Loyola press release - March 20, 2000

(New Orleans)—Phil Johnson, a 1950 Loyola graduate and former on-air editorialist for WWL-TV, will give Loyola University New Orleans his lifetime work which consists of over 10,000 broadcast editorials he produced throughout his 38-year tenure at WWL-TV.

Johnson will present the Rev. Bernard P. Knoth, S.J., university president, with the original manuscripts of his famous and well-known editorials during a ceremony honoring Johnson, an award-winning journalist, on Thursday, March 30, 2000 at 7 p.m. on the third floor of the university library.

This generous donation of his original collection of editorials created for WWL-TV over the course of nearly four decades will find a new home in the Booth-Bricker Special Collections and Archives, part of the J. Edgar and Louise S. Monroe Library.
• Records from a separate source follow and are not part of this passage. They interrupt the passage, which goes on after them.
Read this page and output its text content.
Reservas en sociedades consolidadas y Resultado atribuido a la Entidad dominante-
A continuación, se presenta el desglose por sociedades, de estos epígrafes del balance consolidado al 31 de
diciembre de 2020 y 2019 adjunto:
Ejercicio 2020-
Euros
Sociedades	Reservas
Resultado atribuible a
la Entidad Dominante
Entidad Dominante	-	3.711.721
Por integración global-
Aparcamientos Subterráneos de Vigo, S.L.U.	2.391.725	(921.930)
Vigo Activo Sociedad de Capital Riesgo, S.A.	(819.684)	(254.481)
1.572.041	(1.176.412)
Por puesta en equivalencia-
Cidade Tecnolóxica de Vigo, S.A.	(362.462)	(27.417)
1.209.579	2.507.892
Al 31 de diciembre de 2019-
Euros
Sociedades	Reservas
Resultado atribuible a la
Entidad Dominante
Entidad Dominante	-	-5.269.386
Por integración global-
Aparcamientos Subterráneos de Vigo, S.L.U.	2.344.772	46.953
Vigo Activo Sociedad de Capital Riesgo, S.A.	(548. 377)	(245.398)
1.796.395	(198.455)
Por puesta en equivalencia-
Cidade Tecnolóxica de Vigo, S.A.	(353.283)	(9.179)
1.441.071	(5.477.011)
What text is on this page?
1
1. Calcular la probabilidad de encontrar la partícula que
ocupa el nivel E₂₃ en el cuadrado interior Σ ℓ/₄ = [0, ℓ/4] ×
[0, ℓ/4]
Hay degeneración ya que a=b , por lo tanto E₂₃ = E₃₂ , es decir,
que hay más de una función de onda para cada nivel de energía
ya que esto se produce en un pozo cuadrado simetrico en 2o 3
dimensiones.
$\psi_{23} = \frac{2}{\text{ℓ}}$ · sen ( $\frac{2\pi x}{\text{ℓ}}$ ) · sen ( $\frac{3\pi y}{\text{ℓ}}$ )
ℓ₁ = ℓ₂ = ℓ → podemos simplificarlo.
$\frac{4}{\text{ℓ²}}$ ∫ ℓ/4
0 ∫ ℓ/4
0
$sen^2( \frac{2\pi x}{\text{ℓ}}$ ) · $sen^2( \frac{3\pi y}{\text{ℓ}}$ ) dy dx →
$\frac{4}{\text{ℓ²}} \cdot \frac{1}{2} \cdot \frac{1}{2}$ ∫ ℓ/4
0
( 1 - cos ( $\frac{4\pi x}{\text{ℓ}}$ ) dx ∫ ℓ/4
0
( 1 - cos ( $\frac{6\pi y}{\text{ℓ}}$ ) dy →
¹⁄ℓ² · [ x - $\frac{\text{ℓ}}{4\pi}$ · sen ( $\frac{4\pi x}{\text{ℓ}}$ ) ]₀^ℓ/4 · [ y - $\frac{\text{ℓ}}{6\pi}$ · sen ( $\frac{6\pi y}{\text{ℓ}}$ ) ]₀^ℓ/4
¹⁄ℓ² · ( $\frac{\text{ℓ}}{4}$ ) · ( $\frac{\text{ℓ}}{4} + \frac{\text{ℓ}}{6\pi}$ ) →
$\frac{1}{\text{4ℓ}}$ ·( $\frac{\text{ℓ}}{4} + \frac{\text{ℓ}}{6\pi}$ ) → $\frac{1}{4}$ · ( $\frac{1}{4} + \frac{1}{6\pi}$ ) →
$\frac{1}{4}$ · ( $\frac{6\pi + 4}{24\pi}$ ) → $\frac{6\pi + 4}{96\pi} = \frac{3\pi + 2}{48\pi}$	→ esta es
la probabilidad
"...I have 38 volumes of words, 38 volumes of editorials tracking 38 years in the life of this city and this state... a unique commentary, an ad hominem history lesson for each and every weekday for most of the past four decades. I would like to offer these volumes to Loyola where, in that magnificent new library, they might serve the needs of scholars for years to come," commented Johnson.

"We are extremely honored that Phil has chosen our archives as the depository of his lifetime work. It is a significant addition to our special collections. Phil and his work have been respected and admired throughout the New Orleans community. His editorials will give scholars and researchers a thoughtful perspective on historical, social, and cultural issues which have shaped our city and nation during the last 38 years." said Fr. Knoth.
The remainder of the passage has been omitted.